Analogies To Illustrate MMOG Concepts: Part 1

Massively Multiplayer Online Games can be strange and curious beasts, with concepts and jargon impenetrable to the outsider. Even those familiar with the genre can benefit from taking especially esoteric ideas and equating them with normal, everyday situations we can all recognise, so to kick off KiaSA’s “Analogies To Illustrate MMOG Concepts”, the MMOG itself:

A MMOG is like a book. Not a normal book, though, a book where you don’t have to read all the pages, and where you can read the chapters in a different order. And some chapters might take really, really long to read, and you need to read them loads of times until you understand them. And it’s not just a book, but a game as well. A game-like book. Like a Fighting Fantasy book. But with loads of other players, all reading the same book, only maybe different bits of the same book, or maybe the same bit as you, and some people read much quicker than others, and other people spend much longer reading.
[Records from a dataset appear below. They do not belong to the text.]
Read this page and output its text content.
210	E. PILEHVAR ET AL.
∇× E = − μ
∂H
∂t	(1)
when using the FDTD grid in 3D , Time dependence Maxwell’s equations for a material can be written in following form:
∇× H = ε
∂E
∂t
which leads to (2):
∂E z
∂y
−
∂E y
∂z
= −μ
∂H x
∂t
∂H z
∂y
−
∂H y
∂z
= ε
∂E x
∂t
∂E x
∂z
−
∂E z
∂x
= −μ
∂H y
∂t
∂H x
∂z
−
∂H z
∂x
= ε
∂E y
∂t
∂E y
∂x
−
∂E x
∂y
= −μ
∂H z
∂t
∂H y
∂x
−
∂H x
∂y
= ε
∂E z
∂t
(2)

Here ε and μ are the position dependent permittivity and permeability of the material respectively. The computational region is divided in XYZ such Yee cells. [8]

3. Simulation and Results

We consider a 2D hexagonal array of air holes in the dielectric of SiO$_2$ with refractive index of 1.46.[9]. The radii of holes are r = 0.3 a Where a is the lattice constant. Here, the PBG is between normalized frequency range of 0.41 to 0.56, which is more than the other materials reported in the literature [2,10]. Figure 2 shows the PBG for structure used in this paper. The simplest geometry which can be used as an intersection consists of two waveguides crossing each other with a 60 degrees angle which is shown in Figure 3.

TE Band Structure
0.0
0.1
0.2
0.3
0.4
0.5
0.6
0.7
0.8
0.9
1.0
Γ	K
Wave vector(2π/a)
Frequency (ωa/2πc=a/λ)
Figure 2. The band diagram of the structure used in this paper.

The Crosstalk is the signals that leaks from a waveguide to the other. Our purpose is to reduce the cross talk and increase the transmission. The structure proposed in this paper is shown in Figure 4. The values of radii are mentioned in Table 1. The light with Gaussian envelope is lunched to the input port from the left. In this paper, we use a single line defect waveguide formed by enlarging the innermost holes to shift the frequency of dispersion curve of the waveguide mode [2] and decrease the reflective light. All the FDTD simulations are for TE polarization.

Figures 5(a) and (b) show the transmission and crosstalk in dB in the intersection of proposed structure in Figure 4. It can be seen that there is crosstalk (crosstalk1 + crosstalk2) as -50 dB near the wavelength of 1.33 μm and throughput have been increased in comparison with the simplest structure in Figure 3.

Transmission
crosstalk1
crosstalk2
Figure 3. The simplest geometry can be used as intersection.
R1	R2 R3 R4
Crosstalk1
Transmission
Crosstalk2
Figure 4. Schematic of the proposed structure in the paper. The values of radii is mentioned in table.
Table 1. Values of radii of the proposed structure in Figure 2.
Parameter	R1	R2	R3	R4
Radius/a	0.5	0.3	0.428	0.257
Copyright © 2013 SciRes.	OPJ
Imagine that, a Fighting Fantasy book with loads of people reading it, but on a computer, and instead of pages there are graphical representations of the players and the monsters. Can you imagine that at all? A MMOG is like if someone made a film of the game that was like a Fighting Fantasy book, only it’s a film you don’t have to watch in order, they put it out on DVD so you could go backwards and forwards and skip to different bits of it. If someone made a game where you could control a person who had the remote control of a DVD player with that film in it, that’s what a MMOG is like. If the person watching the film is a cowboy. And they own an otter.